Today I got an email from my good friend Cassandra Forsythe. Cass is brilliant so anything she sends my way I take very seriously, and this email was no exception.
She forwarded to me a newsletter from the Metabolism Society (yes, we are geeks) about a new documentary being made called “In Search of the Perfect Human Diet.” It looks absolutely fascinating. Here is an excerpt from the newsletter:
“The film is an unprecedented global exploration for the solution to the epidemic of overweight and obesity, rapidly becoming the #1 killer in America. What I’d like to do is tell you a bit about why we’re making this film, how it began for me, and the “behind the scenes” moment that occurred over and over again taking us places we never expected. These unexpected developments have made the search for the “perfect human diet” an incredibly fascinating treasure hunt, one that will be a real eye opener for audiences everywhere.
At this moment in history we are losing the war with obesity, and losing badly.
Between 300- 400,000 American’s die every year from complications related to diet and obesity. Sadly, this crisis is not ours alone. The World Health Organization (WHO) projects that by 2015, 700 million adults will be obese worldwide.
As independent journalist-filmmakers looking for buried treasure, we had to go where others in our profession had not. If we were to genuinely dig to find the answers, the place to explore was outside of the present dietetic groupthink. So in the summer of 2006, it began. Over the last several years we filmed interviews with many of the world’s top scientists, authors, clinicians and researchers in archaeological science and medicine, paleo and forensic anthropology, nutrition and metabolism, and the emerging field of “human dietary evolution.” And what we’ve found are not new scientific theories and speculation- but definitive, scientific, fact-based answers; answers that, if taken advantage of, could solve our weight epidemic.
The first interview we conducted was with Professor Loren Cordain of Colorado State University, author of “The Paleo Diet.” Professor Cordain is a leading U.S. expert in evolutionary human nutrition. At the conclusion of our time with him, he added, “You know who you should go talk to is Mike Richards at the Max Planck Institute in Leipzig, Germany…” And this kind of mention at the end of each interview is what ended up directing the course of filming. What I had in mind originally only had a few subject matter experts and authors here in the U.S. But these unexpected moments and mentions took us from excavations containing remains of Neanderthals and early modern humans in Jonzac, France, to the biomolecular anthropology analyses labs at the Max Planck Institute for Evolutionary Anthropology in Leipzig, Germany, and more. Every destination provided more groundbreaking evidence of a “perfect” human diet that can’t be ignored.
What we’ve uncovered during this journey to solve the obesity epidemic is remarkable. I don’t want to spoil the movie for anyone, but what I can tell you is this – the solutions to our epidemic of overweight and obesity lie not in focusing on reworking the USDA Food Pyramid every 5-years, but in a vast area of overlooked understanding in nutrition – evolution.
If you would like to know more about the documentary or sign up on the DVD notification list you can do that at perfecthumandiet.com. If you wish to contribute – any amount helpful in assisting in the completion of the film. For business and strategic distribution alliances, please e-mail us at firstname.lastname@example.org”

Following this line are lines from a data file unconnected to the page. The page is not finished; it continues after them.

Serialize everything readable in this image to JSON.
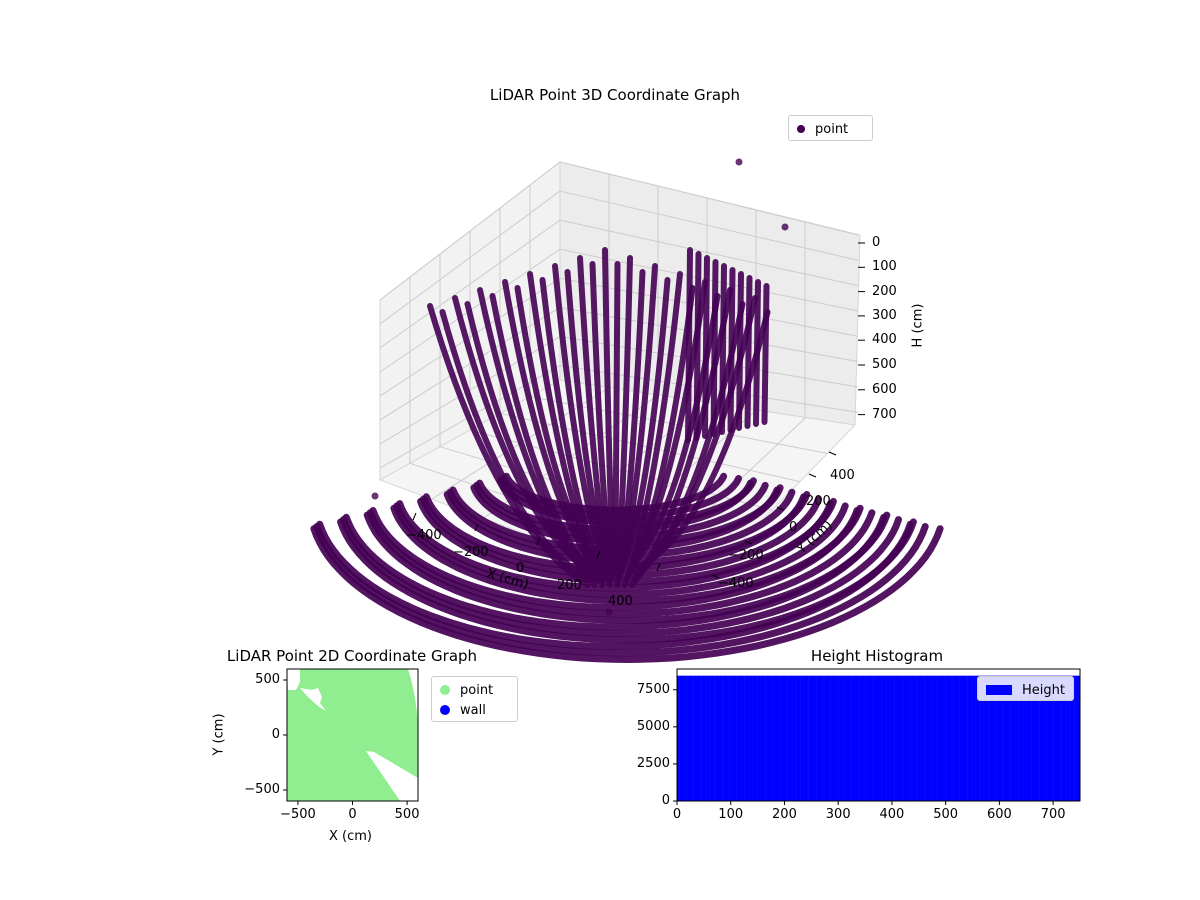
{
  "chart_data": [
    {
      "type": "scatter3d",
      "title": "LiDAR Point 3D Coordinate Graph",
      "xlabel": "X (cm)",
      "ylabel": "Y (cm)",
      "zlabel": "H (cm)",
      "xticks": [
        -400,
        -200,
        0,
        200,
        400
      ],
      "yticks": [
        -400,
        -200,
        0,
        200,
        400
      ],
      "zticks": [
        0,
        100,
        200,
        300,
        400,
        500,
        600,
        700
      ],
      "z_inverted": true,
      "xlim": [
        -600,
        600
      ],
      "ylim": [
        -600,
        600
      ],
      "zlim": [
        750,
        0
      ],
      "legend": [
        {
          "name": "point",
          "color": "#440154"
        }
      ],
      "legend_position": "top-right",
      "grid": true,
      "outliers": [
        {
          "x": 180,
          "y": 560,
          "h": -150
        },
        {
          "x": 420,
          "y": 450,
          "h": 20
        },
        {
          "x": -620,
          "y": -160,
          "h": 720
        },
        {
          "x": 420,
          "y": -600,
          "h": 700
        }
      ]
    },
    {
      "type": "scatter",
      "title": "LiDAR Point 2D Coordinate Graph",
      "xlabel": "X (cm)",
      "ylabel": "Y (cm)",
      "xticks": [
        -500,
        0,
        500
      ],
      "yticks": [
        -500,
        0,
        500
      ],
      "xlim": [
        -600,
        600
      ],
      "ylim": [
        -600,
        600
      ],
      "legend": [
        {
          "name": "point",
          "color": "#90ee90"
        },
        {
          "name": "wall",
          "color": "#0000ff"
        }
      ],
      "legend_position": "outside-right"
    },
    {
      "type": "histogram",
      "title": "Height Histogram",
      "xticks": [
        0,
        100,
        200,
        300,
        400,
        500,
        600,
        700
      ],
      "yticks": [
        "0",
        "2500",
        "5000",
        "7500"
      ],
      "ytick_values": [
        0,
        2500,
        5000,
        7500
      ],
      "xlim": [
        0,
        750
      ],
      "ylim": [
        0,
        8900
      ],
      "bins": {
        "start": 0,
        "end": 750,
        "count": 750
      },
      "bar_value": 8450,
      "legend": [
        {
          "name": "Height",
          "color": "#0000ff"
        }
      ],
      "legend_position": "top-right"
    }
  ]
}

Here is a youtube video of CJ Hunt (the creator) talking about this amazing documentary.
If you watched the video you probably noticed that this documentary notes that problems started around 10,000 years ago (if you are a regular reader of my blog you might already know where this is going). What happened at this point that changed the game? My answer (without actually seeing the movie): The Agricultural Revolution. The ability to farm grains and have ready access to it changed us from hunter-gatherers to farmers. Now this had the result of creating human civilizations, science, art, culture, religion, organized warfare, basically life as we know it today, so it certainly had its benefits. The downfall is that this drastic change in dietary intake, this great increase in grain consumption, caused some severe negative metabolic effects that we are suffering from today. Granted there is more than grains that are the problem: increased sugar intake, increase refined vegetable oil intake, decrease activity levels, etc., but it all started with farming.